Eventi - 04 maggio 2026, 12:16

Da Fumettibrutti a Ossbry a Torino torna "Equi.Voci", il festival che celebra la diversità

Appuntamento il 9 maggio al Bunker: al centro la parità di genere e i diritti LGBTQ+

Parità di genere, diritti LGBTQ+, accessibilità e multiculturalità. Sono questi i quattro pilastri di "Equi.Voci - All Freaks Free", la seconda edizione del progetto di Club Silencio che celebra la diversità, in programma sabato 9 maggio dalle 15 alle 24 al Bunker di Torino.

Gli ospiti

Nello spazio di Barriera di Milano ci saranno talk, laboratori, performance, proiezioni, installazioni e musica. Tra gli ospiti Josephine Yole Signorelli, in arte Fumetti tutti, e Bryant Osah (Ossbry), ambasciatore dell'evento. Proprio il creator torinese sarà protagonista di un dialogo con l'assessora alle Politiche Giovanili Carlotta Salerno, nel talk "POV: hai vent'anni e vivi a Torino".

Ossbry - autore di format "quanto paesella il tuo paesello" e "quanto pesta questo pesto" in un linguaggio ironico marcatamente Gen Z - porterà sul palco le domande e richieste dei giovani torinesi. "Sarà - spiega - una chiacchierata super facile e diretta: mi piace questo approccio e che il Comune si interfacci con questa parte di Torino narrata sui social". 

Cresciuto in Veneto, ha poi deciso di trasferirsi all'Ombra della Mole: "Io sono un creativo: Torino sta cambiando ed attira sempre più persone che vivono in questo ambito.
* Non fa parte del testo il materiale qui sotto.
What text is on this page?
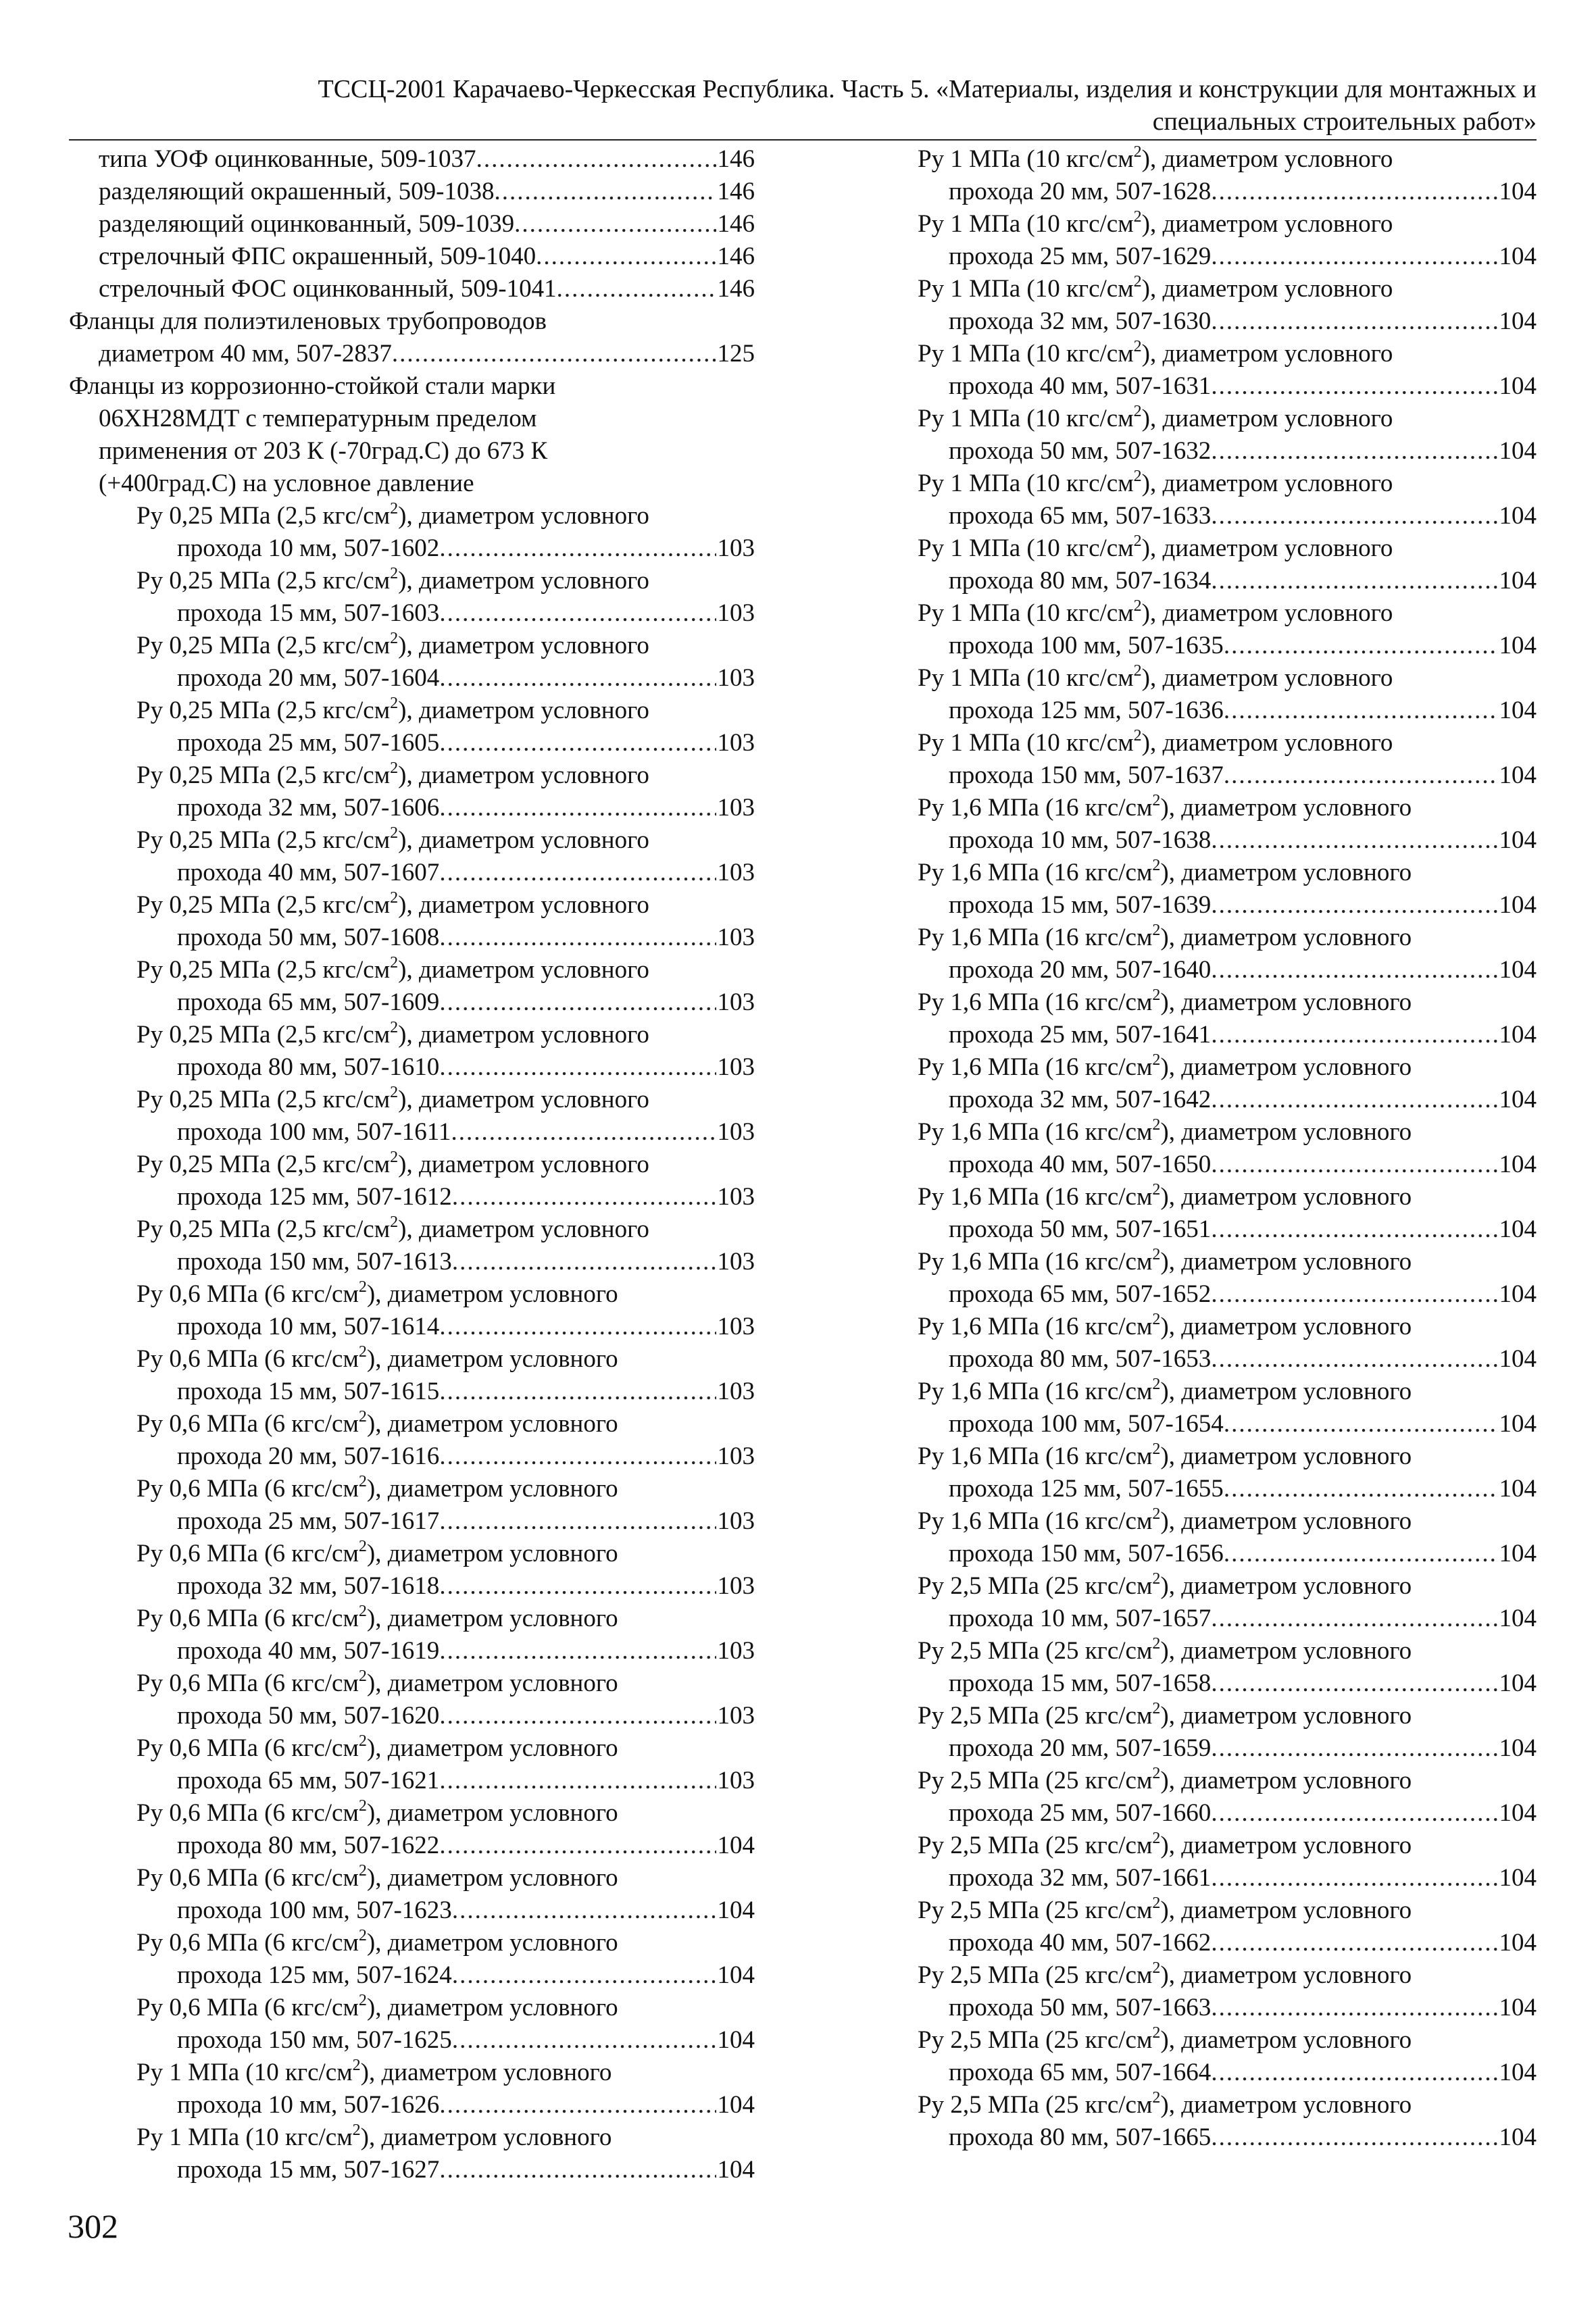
ТССЦ-2001 Карачаево-Черкесская Республика. Часть 5. «Материалы, изделия и конструкции для монтажных и
специальных строительных работ»
типа УОФ оцинкованные, 509-1037 .....	146
разделяющий окрашенный, 509-1038 .....	146
разделяющий оцинкованный, 509-1039 .....	146
стрелочный ФПС окрашенный, 509-1040 .....	146
стрелочный ФОС оцинкованный, 509-1041 .....	146
Фланцы для полиэтиленовых трубопроводов
диаметром 40 мм, 507-2837 .....	125
Фланцы из коррозионно-стойкой стали марки
06ХН28МДТ с температурным пределом
применения от 203 К (-70град.С) до 673 К
(+400град.С) на условное давление
Ру 0,25 МПа (2,5 кгс/$см^2$), диаметром условного
прохода 10 мм, 507-1602 .....	103
Ру 0,25 МПа (2,5 кгс/$см^2$), диаметром условного
прохода 15 мм, 507-1603 .....	103
Ру 0,25 МПа (2,5 кгс/$см^2$), диаметром условного
прохода 20 мм, 507-1604 .....	103
Ру 0,25 МПа (2,5 кгс/$см^2$), диаметром условного
прохода 25 мм, 507-1605 .....	103
Ру 0,25 МПа (2,5 кгс/$см^2$), диаметром условного
прохода 32 мм, 507-1606 .....	103
Ру 0,25 МПа (2,5 кгс/$см^2$), диаметром условного
прохода 40 мм, 507-1607 .....	103
Ру 0,25 МПа (2,5 кгс/$см^2$), диаметром условного
прохода 50 мм, 507-1608 .....	103
Ру 0,25 МПа (2,5 кгс/$см^2$), диаметром условного
прохода 65 мм, 507-1609 .....	103
Ру 0,25 МПа (2,5 кгс/$см^2$), диаметром условного
прохода 80 мм, 507-1610 .....	103
Ру 0,25 МПа (2,5 кгс/$см^2$), диаметром условного
прохода 100 мм, 507-1611 .....	103
Ру 0,25 МПа (2,5 кгс/$см^2$), диаметром условного
прохода 125 мм, 507-1612 .....	103
Ру 0,25 МПа (2,5 кгс/$см^2$), диаметром условного
прохода 150 мм, 507-1613 .....	103
Ру 0,6 МПа (6 кгс/$см^2$), диаметром условного
прохода 10 мм, 507-1614 .....	103
Ру 0,6 МПа (6 кгс/$см^2$), диаметром условного
прохода 15 мм, 507-1615 .....	103
Ру 0,6 МПа (6 кгс/$см^2$), диаметром условного
прохода 20 мм, 507-1616 .....	103
Ру 0,6 МПа (6 кгс/$см^2$), диаметром условного
прохода 25 мм, 507-1617 .....	103
Ру 0,6 МПа (6 кгс/$см^2$), диаметром условного
прохода 32 мм, 507-1618 .....	103
Ру 0,6 МПа (6 кгс/$см^2$), диаметром условного
прохода 40 мм, 507-1619 .....	103
Ру 0,6 МПа (6 кгс/$см^2$), диаметром условного
прохода 50 мм, 507-1620 .....	103
Ру 0,6 МПа (6 кгс/$см^2$), диаметром условного
прохода 65 мм, 507-1621 .....	103
Ру 0,6 МПа (6 кгс/$см^2$), диаметром условного
прохода 80 мм, 507-1622 .....	104
Ру 0,6 МПа (6 кгс/$см^2$), диаметром условного
прохода 100 мм, 507-1623 .....	104
Ру 0,6 МПа (6 кгс/$см^2$), диаметром условного
прохода 125 мм, 507-1624 .....	104
Ру 0,6 МПа (6 кгс/$см^2$), диаметром условного
прохода 150 мм, 507-1625 .....	104
Ру 1 МПа (10 кгс/$см^2$), диаметром условного
прохода 10 мм, 507-1626 .....	104
Ру 1 МПа (10 кгс/$см^2$), диаметром условного
прохода 15 мм, 507-1627 .....	104
Ру 1 МПа (10 кгс/$см^2$), диаметром условного
прохода 20 мм, 507-1628 .....	104
Ру 1 МПа (10 кгс/$см^2$), диаметром условного
прохода 25 мм, 507-1629 .....	104
Ру 1 МПа (10 кгс/$см^2$), диаметром условного
прохода 32 мм, 507-1630 .....	104
Ру 1 МПа (10 кгс/$см^2$), диаметром условного
прохода 40 мм, 507-1631 .....	104
Ру 1 МПа (10 кгс/$см^2$), диаметром условного
прохода 50 мм, 507-1632 .....	104
Ру 1 МПа (10 кгс/$см^2$), диаметром условного
прохода 65 мм, 507-1633 .....	104
Ру 1 МПа (10 кгс/$см^2$), диаметром условного
прохода 80 мм, 507-1634 .....	104
Ру 1 МПа (10 кгс/$см^2$), диаметром условного
прохода 100 мм, 507-1635 .....	104
Ру 1 МПа (10 кгс/$см^2$), диаметром условного
прохода 125 мм, 507-1636 .....	104
Ру 1 МПа (10 кгс/$см^2$), диаметром условного
прохода 150 мм, 507-1637 .....	104
Ру 1,6 МПа (16 кгс/$см^2$), диаметром условного
прохода 10 мм, 507-1638 .....	104
Ру 1,6 МПа (16 кгс/$см^2$), диаметром условного
прохода 15 мм, 507-1639 .....	104
Ру 1,6 МПа (16 кгс/$см^2$), диаметром условного
прохода 20 мм, 507-1640 .....	104
Ру 1,6 МПа (16 кгс/$см^2$), диаметром условного
прохода 25 мм, 507-1641 .....	104
Ру 1,6 МПа (16 кгс/$см^2$), диаметром условного
прохода 32 мм, 507-1642 .....	104
Ру 1,6 МПа (16 кгс/$см^2$), диаметром условного
прохода 40 мм, 507-1650 .....	104
Ру 1,6 МПа (16 кгс/$см^2$), диаметром условного
прохода 50 мм, 507-1651 .....	104
Ру 1,6 МПа (16 кгс/$см^2$), диаметром условного
прохода 65 мм, 507-1652 .....	104
Ру 1,6 МПа (16 кгс/$см^2$), диаметром условного
прохода 80 мм, 507-1653 .....	104
Ру 1,6 МПа (16 кгс/$см^2$), диаметром условного
прохода 100 мм, 507-1654 .....	104
Ру 1,6 МПа (16 кгс/$см^2$), диаметром условного
прохода 125 мм, 507-1655 .....	104
Ру 1,6 МПа (16 кгс/$см^2$), диаметром условного
прохода 150 мм, 507-1656 .....	104
Ру 2,5 МПа (25 кгс/$см^2$), диаметром условного
прохода 10 мм, 507-1657 .....	104
Ру 2,5 МПа (25 кгс/$см^2$), диаметром условного
прохода 15 мм, 507-1658 .....	104
Ру 2,5 МПа (25 кгс/$см^2$), диаметром условного
прохода 20 мм, 507-1659 .....	104
Ру 2,5 МПа (25 кгс/$см^2$), диаметром условного
прохода 25 мм, 507-1660 .....	104
Ру 2,5 МПа (25 кгс/$см^2$), диаметром условного
прохода 32 мм, 507-1661 .....	104
Ру 2,5 МПа (25 кгс/$см^2$), диаметром условного
прохода 40 мм, 507-1662 .....	104
Ру 2,5 МПа (25 кгс/$см^2$), диаметром условного
прохода 50 мм, 507-1663 .....	104
Ру 2,5 МПа (25 кгс/$см^2$), диаметром условного
прохода 65 мм, 507-1664 .....	104
Ру 2,5 МПа (25 кгс/$см^2$), диаметром условного
прохода 80 мм, 507-1665 .....	104
302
Qui c'è molto spazio per le persone che vogliono esprimersi, non è satura come Milano: il pubblico torinese ti dà sempre feedback positivi, c'è un sacco di margine di crescita".

Reading di Fumettibrutti 

Durante "Equi.Voci" Fumettibrutti porterà un reading live dedicato al rapporto tra corpo, identità e trasformazione, accompagnato dalla proiezione di parti della graphic novel "Tutte le mie cose belle sono rifatte", seguito da un firmacopie. 

Tra gli altri ospiti l'attivista Fatima Zahra El Maliani, Francesco Ferreri (Antropoché?), Raffaella Ferrero Camoletto ( Università di Torino), Piero Lo Surdo (L'Intreccio Viola), Hasti Naddafi (Maurice) e Chiara Isabelle Berard (Mai Ultimi).

I commenti

"Questo evento - ha commentato l'assessora Carlotta Salerno - richiama ragazzi e ragazze, fornendo uno spazio concreto di ascolto, confronto e partecipazione. Spesso quando dobbiamo affrontare temi delicati, rischiamo di farlo con un linguaggio lontano dai giovani: Equi.Voci va appunto nella direzione opposta".

"Qui - ha concluso Beatrice Dema, vicepresidente Fondazione Club Silencio - le differenze non sono semplicemente accolte, ma riconosciute come una risorsa". L'ingresso all'evento è gratuito.